A coupling of short stories, admittedly see-sawing with each other, is a great way of representing two sides of the same coin. This was the premise of Waapsi and Ayodhya Babu Sanak Gaye. The former held sympathy for the younger (the son) and the latter demanded respect for the elder (the father). The text and context of both stories was completely different (therefore two different plays I guess) but the common under currents of the love-hate relationship between two generations were obvious. A novel theatrical device of narration (overly criticised by my peers) interspersed with play-acting was used by the director to disassociate from the text. An attempt, no doubt, to enable audiences to relate the two stories together. Commendable. Direction takes centre stage. Or does it? Doesn’t narrative treatment enhance the text even more? Where are the disjointed narratives? What happened to the traditional ‘nat-natni’ form of narration?

Let me be the first one to admit that all this talk of direction guiding the text is easier said than done. Direction in theatre (even in cinema for that matter) is not an easy task. But it is the most important one. The lighting, the sound cues, an actor’s blocking and even a voice over from off-stage is forced through from direction (it should).
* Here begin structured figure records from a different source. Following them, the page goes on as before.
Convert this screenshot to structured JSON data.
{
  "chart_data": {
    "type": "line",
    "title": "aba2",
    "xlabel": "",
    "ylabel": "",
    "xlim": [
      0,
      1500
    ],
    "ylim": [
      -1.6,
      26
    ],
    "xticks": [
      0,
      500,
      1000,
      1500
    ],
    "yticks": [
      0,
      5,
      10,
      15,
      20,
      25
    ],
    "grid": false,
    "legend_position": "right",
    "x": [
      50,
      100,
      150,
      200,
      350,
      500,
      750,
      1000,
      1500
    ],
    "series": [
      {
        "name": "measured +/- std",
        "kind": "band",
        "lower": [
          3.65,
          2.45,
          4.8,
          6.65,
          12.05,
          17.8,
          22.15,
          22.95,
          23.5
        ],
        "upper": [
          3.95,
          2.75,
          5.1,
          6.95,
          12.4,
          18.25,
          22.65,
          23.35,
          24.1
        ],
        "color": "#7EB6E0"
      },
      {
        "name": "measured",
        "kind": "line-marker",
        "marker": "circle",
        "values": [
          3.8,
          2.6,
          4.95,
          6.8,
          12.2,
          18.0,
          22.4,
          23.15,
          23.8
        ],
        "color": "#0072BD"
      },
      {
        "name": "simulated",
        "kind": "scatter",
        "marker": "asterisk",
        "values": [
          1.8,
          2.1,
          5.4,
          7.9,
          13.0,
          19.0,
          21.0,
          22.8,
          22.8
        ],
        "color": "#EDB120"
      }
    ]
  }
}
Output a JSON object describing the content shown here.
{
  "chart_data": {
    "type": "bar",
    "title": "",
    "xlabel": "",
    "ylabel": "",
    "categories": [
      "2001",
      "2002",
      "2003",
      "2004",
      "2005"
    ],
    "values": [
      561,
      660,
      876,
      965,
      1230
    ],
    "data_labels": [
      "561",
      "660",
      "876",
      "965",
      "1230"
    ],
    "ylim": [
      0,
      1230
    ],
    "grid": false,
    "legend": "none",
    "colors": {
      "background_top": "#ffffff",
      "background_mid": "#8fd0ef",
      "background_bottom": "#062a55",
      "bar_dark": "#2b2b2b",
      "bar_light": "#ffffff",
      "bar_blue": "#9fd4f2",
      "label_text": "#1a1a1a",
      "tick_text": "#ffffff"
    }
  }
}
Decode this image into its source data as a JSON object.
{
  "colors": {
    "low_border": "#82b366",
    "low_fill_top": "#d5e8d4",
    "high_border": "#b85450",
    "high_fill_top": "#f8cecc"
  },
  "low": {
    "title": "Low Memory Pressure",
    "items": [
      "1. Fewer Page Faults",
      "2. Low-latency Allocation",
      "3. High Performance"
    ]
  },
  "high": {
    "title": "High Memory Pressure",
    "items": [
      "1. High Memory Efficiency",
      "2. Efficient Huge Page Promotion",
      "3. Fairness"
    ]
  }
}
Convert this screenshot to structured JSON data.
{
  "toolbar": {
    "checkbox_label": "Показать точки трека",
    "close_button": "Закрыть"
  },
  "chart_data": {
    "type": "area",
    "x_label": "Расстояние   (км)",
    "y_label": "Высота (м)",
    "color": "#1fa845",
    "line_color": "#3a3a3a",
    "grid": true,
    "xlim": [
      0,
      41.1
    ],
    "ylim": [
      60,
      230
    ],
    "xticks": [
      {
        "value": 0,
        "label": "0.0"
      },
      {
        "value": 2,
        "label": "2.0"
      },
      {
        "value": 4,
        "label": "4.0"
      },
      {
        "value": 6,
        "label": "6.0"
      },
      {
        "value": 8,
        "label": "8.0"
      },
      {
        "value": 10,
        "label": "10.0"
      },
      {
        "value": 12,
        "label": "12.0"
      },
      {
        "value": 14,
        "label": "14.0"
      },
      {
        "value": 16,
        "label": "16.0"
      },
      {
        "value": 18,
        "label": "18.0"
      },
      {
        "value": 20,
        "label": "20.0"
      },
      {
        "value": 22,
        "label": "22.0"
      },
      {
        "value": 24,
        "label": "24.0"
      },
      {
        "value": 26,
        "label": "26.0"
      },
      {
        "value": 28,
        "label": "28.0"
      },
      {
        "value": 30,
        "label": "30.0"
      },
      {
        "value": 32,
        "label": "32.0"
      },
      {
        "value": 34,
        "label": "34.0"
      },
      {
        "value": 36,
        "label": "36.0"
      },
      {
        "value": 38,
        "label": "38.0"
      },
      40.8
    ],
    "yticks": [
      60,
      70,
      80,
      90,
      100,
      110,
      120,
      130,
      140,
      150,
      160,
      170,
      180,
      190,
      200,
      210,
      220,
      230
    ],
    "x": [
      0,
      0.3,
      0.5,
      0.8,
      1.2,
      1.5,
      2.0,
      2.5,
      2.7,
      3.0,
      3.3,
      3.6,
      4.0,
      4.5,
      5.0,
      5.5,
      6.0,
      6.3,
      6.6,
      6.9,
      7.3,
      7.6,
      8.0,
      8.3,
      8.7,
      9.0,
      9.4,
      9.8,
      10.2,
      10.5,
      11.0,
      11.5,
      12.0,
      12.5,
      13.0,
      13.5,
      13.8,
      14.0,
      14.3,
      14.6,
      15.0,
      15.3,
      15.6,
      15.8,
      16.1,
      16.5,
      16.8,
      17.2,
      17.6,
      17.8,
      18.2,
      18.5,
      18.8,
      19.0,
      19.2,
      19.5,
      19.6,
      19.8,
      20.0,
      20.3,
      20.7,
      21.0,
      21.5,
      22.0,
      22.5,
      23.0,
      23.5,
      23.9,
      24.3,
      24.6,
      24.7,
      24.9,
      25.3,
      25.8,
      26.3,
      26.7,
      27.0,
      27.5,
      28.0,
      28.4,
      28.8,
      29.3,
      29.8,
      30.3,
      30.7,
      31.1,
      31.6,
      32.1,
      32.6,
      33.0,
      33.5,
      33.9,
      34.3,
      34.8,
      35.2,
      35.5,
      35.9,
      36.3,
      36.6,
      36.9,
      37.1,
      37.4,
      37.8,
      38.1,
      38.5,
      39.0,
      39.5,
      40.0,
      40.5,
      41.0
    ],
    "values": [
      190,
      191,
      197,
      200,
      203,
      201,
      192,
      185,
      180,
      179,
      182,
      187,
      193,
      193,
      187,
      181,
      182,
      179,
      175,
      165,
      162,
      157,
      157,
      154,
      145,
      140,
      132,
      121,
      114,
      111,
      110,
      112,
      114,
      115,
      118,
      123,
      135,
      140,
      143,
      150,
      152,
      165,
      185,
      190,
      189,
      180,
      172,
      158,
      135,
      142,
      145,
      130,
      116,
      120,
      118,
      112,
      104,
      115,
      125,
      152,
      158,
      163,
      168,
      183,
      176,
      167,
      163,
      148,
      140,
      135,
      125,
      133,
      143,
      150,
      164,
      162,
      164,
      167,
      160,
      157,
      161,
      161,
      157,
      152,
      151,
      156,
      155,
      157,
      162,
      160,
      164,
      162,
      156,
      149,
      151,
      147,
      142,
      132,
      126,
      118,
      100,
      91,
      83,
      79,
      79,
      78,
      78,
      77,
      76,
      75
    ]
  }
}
The text is also important, important for the director to understand, internalize and depict on stage. Text forms the focal point for all direction. But it is not everything.

During the course of the festival, a compeer said that cinema is a director’s medium and theatre actors’. That is not true at all. Ask any practitioner. Director is the sole carrier of the art form. He is the one who understands the text so completely that he desires for the audience to grasp the same meaning. In achieving this feat, a director must objectively create spaces for the form to take over and demand audiences to read the text through this created space. If this does not happen then a text is better off read and there is no need for any further representation (be it on stage, film, canvas or anything). An argument beckons; Isn’t this a utopian form of art? Where is the subjectivity? Yes it is. And yet it is subjective. Simply because there is a desire to achieve this unity (between the director and the audience) and not a certainty. Every person will interpret things differently, creating subjectivity. But it is important and essential to leave spaces for these interpretations. And this is a director’s task, not the text’s.

I read (or heard) somewhere that theatre mein sahityakar zyaada hain, naatakkar kam. So true.